Welcome to the Fashion MNIST Classifier Zoo! This model card showcases a collection of image classification models trained on the Fashion MNIST dataset. Each model offers a unique approach to identifying articles of clothing from 28x28 grayscale images. Explore the models below to find the perfect fit for your fashion needs!

Models

CNN_Fashion_MNIST

  • Architecture: A custom Convolutional Neural Network (CNN) designed for efficient feature extraction and classification.
  • Size: 1.5 MB
  • Use Case: Ideal for resource-constrained environments or applications requiring fast inference.

VGG16_Fashion_MNIST

  • Architecture: Implementation of the classic VGG16 architecture, leveraging its deep layers for robust feature learning.
  • Size: 184 MB
  • Use Case: Suitable for applications where high accuracy is paramount, even at the cost of increased computational complexity.

Xception_Fashion_MNIST

  • Architecture: Employs the Xception architecture, known for its efficient use of parameters and strong performance.
  • Size: 279 MB
  • Use Case: A good balance between accuracy and computational efficiency, making it suitable for a wide range of applications.

Interactive Demo

Unfortunately, this model card is static, but imagine the possibilities!

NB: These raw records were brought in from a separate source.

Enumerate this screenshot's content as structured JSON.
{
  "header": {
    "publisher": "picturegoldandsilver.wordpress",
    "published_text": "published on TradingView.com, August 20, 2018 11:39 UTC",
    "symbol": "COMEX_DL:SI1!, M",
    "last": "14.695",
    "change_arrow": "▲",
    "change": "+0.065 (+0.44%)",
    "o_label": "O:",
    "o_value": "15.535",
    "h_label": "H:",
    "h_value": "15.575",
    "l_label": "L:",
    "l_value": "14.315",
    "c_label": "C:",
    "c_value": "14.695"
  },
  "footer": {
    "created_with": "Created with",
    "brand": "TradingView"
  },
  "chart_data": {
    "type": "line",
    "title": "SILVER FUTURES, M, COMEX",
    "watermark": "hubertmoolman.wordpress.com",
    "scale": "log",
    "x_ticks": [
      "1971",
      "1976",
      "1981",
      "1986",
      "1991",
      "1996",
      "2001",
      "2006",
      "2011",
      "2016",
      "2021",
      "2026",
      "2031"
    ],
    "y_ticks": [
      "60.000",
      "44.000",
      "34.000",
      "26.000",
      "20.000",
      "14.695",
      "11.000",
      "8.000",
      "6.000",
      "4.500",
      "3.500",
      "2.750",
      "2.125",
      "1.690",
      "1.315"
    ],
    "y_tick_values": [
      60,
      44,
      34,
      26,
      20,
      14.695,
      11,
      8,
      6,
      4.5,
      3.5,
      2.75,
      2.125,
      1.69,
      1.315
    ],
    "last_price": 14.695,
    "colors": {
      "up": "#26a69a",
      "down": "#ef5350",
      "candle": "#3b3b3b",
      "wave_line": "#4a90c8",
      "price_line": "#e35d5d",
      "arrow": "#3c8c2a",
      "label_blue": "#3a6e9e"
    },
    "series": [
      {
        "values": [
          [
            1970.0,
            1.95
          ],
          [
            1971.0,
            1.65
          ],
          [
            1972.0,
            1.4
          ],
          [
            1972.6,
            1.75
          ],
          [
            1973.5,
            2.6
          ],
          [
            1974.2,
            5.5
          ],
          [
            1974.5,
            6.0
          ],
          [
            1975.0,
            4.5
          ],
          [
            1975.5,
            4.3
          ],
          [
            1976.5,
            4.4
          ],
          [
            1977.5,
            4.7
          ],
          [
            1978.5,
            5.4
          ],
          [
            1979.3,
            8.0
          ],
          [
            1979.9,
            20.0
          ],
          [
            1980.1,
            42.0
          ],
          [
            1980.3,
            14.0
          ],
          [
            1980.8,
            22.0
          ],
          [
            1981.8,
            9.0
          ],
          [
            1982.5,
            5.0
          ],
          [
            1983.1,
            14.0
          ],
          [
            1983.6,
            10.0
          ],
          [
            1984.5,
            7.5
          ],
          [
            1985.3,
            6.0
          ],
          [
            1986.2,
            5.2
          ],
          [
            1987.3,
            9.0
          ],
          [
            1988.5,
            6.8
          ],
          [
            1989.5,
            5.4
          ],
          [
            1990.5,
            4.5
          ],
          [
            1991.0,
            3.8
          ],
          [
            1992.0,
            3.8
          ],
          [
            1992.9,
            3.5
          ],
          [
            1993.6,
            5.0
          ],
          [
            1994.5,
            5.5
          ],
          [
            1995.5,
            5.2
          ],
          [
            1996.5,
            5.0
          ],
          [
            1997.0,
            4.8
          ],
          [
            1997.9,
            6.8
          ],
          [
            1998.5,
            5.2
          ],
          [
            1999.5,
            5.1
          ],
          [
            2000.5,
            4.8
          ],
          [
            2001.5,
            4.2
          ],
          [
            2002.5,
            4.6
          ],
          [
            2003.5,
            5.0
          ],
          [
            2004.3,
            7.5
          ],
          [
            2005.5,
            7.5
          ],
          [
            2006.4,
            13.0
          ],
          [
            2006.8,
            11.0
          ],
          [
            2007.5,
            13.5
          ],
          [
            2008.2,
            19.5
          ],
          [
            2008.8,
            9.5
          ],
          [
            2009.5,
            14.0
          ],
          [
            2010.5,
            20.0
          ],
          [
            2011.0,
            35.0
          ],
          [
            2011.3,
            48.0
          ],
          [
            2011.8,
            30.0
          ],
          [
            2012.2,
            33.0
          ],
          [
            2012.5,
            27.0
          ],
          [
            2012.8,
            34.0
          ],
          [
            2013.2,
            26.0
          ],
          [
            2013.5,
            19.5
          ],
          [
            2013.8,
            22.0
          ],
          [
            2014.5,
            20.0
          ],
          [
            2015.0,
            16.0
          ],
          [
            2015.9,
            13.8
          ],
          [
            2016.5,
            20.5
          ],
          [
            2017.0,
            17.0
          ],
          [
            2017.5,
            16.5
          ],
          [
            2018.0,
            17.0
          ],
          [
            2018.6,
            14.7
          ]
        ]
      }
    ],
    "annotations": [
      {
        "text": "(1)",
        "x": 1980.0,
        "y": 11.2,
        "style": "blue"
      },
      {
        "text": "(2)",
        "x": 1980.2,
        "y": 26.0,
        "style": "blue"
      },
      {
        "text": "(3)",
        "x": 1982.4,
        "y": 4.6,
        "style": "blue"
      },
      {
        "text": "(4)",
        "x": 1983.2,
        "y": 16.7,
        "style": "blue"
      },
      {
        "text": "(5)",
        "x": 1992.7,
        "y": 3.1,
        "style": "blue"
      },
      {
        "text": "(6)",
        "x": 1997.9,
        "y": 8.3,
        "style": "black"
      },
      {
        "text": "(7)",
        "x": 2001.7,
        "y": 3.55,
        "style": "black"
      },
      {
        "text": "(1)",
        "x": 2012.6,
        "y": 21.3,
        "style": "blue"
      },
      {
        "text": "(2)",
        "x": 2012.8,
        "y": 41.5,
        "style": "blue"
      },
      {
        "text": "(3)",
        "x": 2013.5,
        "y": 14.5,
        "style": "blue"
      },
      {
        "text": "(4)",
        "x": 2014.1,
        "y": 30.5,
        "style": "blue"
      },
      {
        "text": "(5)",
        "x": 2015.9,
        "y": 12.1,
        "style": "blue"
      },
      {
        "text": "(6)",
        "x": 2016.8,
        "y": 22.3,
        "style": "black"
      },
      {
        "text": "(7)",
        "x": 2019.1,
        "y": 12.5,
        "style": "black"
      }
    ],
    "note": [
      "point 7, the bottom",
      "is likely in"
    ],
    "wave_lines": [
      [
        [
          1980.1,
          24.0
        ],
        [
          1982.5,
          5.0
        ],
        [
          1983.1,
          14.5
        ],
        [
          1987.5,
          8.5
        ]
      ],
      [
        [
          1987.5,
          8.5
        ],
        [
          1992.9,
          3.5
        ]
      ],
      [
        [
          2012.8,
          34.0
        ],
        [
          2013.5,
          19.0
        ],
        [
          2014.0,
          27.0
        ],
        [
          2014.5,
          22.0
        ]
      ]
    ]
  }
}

If this were interactive, you could:

  1. Upload your own fashion images and see how each model classifies them.
  2. Compare the models' performance on a held-out test set with interactive visualizations.
  3. Adjust confidence thresholds to explore the trade-off between precision and recall.

Intended Use

These models are intended for:

  • Educational purposes: Learning about image classification and deep learning architectures.
  • Benchmarking: Comparing the performance of different models on the Fashion MNIST dataset.
  • Inspiration: Providing a starting point for building more sophisticated fashion recognition systems.

How to Use

  1. Load the Model: Use TensorFlow/Keras to load the .keras model file of your choice.

    from tensorflow import keras
    model = keras.models.load_model('VGG16_Fashion_MNIST.keras')
    
  2. Prepare Your Data: Ensure your input data consists of 99x99x3 RGB images, preprocessed to match the model's expected input.

  3. Make Predictions: Use the loaded model to predict the class of each image.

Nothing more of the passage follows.